There are, therefore, some overt similarities between these two films, at least as they are perceived by reviewers, particularly in terms of the aversion of intrusive gazes of more powerful outsiders, into the lives of ordinary women – women who exhibit individual agency and the ability to enact change within their own lives. Without having seen the Bhavnani’s 2006 film, my ability to compare the films themselves is obviously limited – I am, however, intrigued and excited by the prospect of viewing the 2006 documentary film. Whilst I cannot find any reference in which del Toro makes any connection to the 2007 documentary of the same name, it is highly likely that he is aware of it and that perhaps in choosing this title for his film, he is in some way making a connection (though this is of course pure speculation on my part.

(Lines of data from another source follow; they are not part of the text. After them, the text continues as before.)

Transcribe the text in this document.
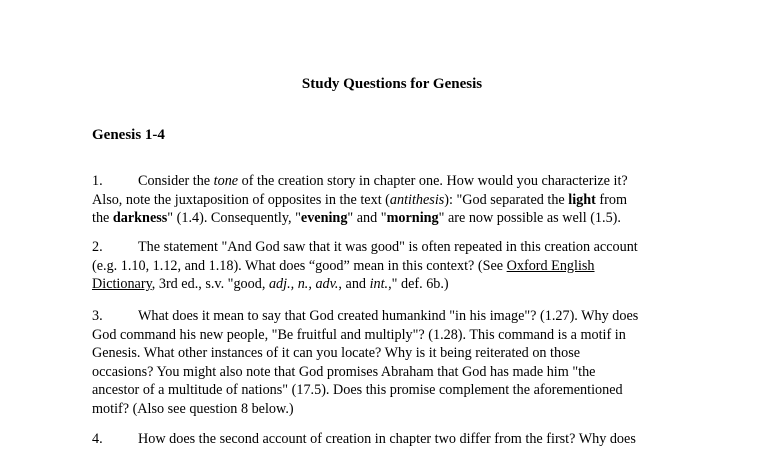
Study Questions for Genesis
Genesis 1-4
1. Consider the tone of the creation story in chapter one. How would you characterize it?
Also, note the juxtaposition of opposites in the text (antithesis): "God separated the light from
the darkness" (1.4). Consequently, "evening" and "morning" are now possible as well (1.5).
2. The statement "And God saw that it was good" is often repeated in this creation account
(e.g. 1.10, 1.12, and 1.18). What does “good” mean in this context? (See Oxford English
Dictionary, 3rd ed., s.v. "good, adj., n., adv., and int.," def. 6b.)
3. What does it mean to say that God created humankind "in his image"? (1.27). Why does
God command his new people, "Be fruitful and multiply"? (1.28). This command is a motif in
Genesis. What other instances of it can you locate? Why is it being reiterated on those
occasions? You might also note that God promises Abraham that God has made him "the
ancestor of a multitude of nations" (17.5). Does this promise complement the aforementioned
motif? (Also see question 8 below.)
4. How does the second account of creation in chapter two differ from the first? Why does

In addition to the Bhavani documentary film, there is also an Italian/ Sicilian novel whose title “La Forma dell’acqua”, when translated into English (in 2002 by Stephen Sartarelli) is “The Shape of Water”. According to the Wikipedia page: “This was the first novel in the internationally popular Inspector Montalbano series and the third of the RAI TV Montalbano films”. So it would appear that this phrase has been popular as a name for stories, in many countries and many formats.
Guillermo del Toro’s 2017, Academy Award-winning film is, in itself, intriguing – even just as a very enjoyable film. The attention to detail, for example the context-specific ASL, is impressive – though as Wilde et al (2018) discuss in their article, has been criticised in terms of quality and inappropriateness of not ‘impairment-matching’. On the other hand, as has been discussed, it is not entirely clear what Elisa’s impairment actually is and her character’s context means that she would not have had access to Deaf culture and thus native-level ASL fluency – thus it could be argued that the portrayal may be quite authentic of a character in Elisa’s somewhat unique set of circumstances. There is now a novelization of the film, available in a variety of formats, so perhaps new details might be gained from this resource.

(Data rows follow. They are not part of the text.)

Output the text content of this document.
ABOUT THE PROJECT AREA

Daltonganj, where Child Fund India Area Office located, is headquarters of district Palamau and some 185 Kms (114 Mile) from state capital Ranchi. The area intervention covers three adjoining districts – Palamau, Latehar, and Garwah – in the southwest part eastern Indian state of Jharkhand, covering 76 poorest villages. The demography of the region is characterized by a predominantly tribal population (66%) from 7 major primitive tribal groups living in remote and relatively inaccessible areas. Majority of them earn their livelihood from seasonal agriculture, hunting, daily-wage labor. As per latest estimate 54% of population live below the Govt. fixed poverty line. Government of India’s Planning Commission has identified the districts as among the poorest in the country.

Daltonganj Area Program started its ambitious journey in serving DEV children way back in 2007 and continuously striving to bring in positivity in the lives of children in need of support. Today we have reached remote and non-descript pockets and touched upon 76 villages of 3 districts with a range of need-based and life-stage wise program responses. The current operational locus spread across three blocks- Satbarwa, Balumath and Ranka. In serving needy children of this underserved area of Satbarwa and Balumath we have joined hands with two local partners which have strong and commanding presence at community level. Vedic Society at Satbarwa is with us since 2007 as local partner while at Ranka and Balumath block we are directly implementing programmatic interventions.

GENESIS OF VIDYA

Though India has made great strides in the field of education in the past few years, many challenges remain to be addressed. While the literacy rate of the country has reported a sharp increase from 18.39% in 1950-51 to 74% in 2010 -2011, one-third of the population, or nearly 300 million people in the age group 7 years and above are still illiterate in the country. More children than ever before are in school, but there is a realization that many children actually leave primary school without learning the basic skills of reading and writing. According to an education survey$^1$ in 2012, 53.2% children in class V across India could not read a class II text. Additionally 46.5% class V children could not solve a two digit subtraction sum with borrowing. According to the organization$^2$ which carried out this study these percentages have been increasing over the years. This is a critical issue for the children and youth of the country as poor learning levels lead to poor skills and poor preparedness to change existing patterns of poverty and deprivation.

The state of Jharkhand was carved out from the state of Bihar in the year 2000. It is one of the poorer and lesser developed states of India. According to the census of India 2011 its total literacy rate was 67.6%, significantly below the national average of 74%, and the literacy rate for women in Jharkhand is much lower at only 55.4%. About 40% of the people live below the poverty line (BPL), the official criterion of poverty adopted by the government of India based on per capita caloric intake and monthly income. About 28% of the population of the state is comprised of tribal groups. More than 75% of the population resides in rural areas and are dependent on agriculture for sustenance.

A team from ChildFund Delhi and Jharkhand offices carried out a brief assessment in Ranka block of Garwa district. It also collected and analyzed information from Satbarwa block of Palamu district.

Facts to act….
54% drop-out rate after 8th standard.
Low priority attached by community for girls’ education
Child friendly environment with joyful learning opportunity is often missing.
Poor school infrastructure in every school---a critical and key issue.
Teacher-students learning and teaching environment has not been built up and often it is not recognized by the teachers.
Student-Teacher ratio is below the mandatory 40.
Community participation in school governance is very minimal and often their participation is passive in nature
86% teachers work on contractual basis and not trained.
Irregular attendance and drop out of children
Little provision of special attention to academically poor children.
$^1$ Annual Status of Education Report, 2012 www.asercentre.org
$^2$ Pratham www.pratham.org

In any case, it would seem that the same level of detailed consideration has extended to the film’s onomastics. In this essay, I have discussed the forename and surname of the main protagonist and also the name of the film itself. However, I am sure that if I were to spend time analysing various aspects of the film, including other character names, more onomastic treasures could be unearthed, analysed and enjoyed. However, such a detailed analysis is beyond the scope of this essay and, in any case, throws down the gauntlet quite neatly to those of you reading this blog: have you spotted any other onomastic clues in TSoW? Or perhaps you have seen the 2007 documentary film, or read the 1994 novel or seen the associated film, and can shed some light as to the intriguing shared title and its relevance for some or all of these? I would be delighted if you might share your thoughts in the comments section below.
Bhavnani, Kum-Kum. The Shape of Water. USA: Kum-Kum Bhavnani Productions, 2006. Film.
del Toro, Guillermo. The Shape of Water. Fox Searchlight Pictures, 2018. Film.
Lodhia, Sharmila. “A Film Review: Kum-Kum Bhavnani’s The Shape of Water.” Women’s Studies Quarterly 35.3/4 (2007): 312–313. Print.
Wilde, Alison, Gill Crawshaw, and Alison Sheldon. “Talking about The Shape of Water: Three Women Dip Their Toes In.” Disability & Society (2018): 1–5. Web.